Canon de 155mm Court Modèle 1917 Schneider

Après la guerre Russo-japonaise de 1904-1905, l'armée russe confie à Schneider une grande partie de son programme d'artillerie Canon de 155mm Court Modèle 1917 Schneidernouvelle. Parmi les matériels réalisés à partir de 1907 on trouve l'obusier de campagne de 152mm (6 pouces) dont la portée atteint 8650m.

Ce matériel est adopté par l'armée française en 1915 pour l'artillerie divisionnaire qui réclame une pièce courte d'un calibre plus élevé que le canon de campagne de 75mm. Cette pièce est désignée Canon de 155mm Court Modèle 1915S et il est construit parallèlement au modèle de 155mm Court de Saint Chamond.
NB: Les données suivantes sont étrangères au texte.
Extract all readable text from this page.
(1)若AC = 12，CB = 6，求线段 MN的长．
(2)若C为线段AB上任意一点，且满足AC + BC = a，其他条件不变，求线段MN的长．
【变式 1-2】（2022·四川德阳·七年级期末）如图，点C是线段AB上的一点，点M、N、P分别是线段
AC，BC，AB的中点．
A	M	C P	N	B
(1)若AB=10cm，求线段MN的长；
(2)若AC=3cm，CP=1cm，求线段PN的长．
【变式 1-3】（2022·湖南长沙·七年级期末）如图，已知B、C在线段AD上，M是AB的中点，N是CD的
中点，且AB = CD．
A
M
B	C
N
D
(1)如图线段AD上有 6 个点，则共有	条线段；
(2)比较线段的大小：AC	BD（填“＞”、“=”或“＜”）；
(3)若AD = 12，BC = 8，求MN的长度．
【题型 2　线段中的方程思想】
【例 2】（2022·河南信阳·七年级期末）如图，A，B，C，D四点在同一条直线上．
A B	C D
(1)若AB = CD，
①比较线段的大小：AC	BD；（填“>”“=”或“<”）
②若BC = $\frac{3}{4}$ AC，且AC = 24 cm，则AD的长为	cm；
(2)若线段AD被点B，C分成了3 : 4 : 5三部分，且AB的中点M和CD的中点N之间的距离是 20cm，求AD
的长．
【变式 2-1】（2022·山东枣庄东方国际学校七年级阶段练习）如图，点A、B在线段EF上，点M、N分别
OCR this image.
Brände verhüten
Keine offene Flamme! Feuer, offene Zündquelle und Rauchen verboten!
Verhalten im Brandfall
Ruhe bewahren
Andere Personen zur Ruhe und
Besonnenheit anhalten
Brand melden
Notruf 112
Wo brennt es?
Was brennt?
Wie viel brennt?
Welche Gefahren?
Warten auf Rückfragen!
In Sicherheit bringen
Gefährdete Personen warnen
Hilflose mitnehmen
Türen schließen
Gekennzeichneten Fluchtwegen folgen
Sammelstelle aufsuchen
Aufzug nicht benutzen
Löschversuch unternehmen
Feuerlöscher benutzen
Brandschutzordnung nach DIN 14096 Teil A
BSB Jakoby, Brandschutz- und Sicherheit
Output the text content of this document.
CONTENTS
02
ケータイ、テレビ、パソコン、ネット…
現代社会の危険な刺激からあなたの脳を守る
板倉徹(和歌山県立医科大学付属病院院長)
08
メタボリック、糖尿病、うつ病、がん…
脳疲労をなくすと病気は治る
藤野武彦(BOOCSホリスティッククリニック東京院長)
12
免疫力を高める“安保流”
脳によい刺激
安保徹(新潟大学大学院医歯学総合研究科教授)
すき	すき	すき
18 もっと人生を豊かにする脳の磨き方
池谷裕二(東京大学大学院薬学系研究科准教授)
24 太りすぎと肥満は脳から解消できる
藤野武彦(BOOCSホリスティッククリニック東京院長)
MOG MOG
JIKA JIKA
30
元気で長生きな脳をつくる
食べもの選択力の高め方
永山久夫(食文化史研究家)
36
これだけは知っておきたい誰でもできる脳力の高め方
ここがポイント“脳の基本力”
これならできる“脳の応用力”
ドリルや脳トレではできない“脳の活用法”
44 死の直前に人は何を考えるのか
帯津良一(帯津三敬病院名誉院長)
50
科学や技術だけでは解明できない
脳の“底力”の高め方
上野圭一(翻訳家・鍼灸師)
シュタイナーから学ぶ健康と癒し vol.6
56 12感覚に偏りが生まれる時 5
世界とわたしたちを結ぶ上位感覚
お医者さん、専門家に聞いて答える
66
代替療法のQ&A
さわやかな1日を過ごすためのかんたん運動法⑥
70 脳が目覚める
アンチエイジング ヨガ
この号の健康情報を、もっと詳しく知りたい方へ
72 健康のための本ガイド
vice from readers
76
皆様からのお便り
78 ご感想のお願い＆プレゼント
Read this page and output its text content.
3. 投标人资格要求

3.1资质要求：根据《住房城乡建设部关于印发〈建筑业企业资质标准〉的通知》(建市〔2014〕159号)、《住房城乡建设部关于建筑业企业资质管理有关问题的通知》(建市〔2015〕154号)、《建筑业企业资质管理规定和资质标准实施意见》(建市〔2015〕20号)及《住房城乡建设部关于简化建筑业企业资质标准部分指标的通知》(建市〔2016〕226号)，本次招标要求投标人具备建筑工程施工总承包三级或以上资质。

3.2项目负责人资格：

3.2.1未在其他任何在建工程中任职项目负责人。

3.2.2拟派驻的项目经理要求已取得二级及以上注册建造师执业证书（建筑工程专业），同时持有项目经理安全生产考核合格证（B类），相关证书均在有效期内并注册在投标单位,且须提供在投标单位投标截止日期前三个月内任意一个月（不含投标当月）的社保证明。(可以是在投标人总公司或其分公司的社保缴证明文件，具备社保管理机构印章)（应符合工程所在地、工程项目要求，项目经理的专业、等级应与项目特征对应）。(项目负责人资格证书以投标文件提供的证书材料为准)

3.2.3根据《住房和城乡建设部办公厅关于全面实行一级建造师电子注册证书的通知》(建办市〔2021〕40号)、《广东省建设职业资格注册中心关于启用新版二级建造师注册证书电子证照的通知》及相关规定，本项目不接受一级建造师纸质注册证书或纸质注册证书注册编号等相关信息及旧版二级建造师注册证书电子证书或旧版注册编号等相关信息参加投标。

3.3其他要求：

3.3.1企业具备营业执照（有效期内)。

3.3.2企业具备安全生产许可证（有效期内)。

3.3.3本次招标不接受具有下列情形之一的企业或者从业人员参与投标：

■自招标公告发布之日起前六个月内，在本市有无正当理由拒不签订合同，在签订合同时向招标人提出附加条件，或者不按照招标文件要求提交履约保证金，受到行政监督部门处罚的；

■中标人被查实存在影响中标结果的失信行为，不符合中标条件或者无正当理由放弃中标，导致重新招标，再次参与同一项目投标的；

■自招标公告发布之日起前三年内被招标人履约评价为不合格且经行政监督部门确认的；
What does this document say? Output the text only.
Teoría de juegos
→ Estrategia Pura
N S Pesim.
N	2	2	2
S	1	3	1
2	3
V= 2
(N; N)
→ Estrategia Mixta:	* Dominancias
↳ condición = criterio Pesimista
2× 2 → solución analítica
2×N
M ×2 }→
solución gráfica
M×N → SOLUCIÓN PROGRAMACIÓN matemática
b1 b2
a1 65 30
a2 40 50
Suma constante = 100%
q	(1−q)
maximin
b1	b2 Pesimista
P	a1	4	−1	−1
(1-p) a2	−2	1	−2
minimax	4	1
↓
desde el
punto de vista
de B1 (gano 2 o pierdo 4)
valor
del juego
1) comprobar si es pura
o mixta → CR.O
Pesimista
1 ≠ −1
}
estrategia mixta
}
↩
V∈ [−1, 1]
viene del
La culasse à vis Schneider ne possède pas de bloc de sécurité contre les longs feux. la munition en deux parties, utilise une douille en laiton qui est supprimée par la suite sur le Modèle 1917 avec l'apparition d'un obturateur plastique.

Description

Après l'adoption du 155C Rimailho, l'obusier puissant n'est pas retenu dans les programmes de 1909 à 1913 car, pour la guerre de campagne, on le juge trop encombrant et surpuissant contre du personnel défilé et on recherche à cet effet un obusier léger de 105 ou de 120, et on l'estime au contraire insuffisant, pour la guerre de siège, contre des organisations bétonnées ou cuirassées.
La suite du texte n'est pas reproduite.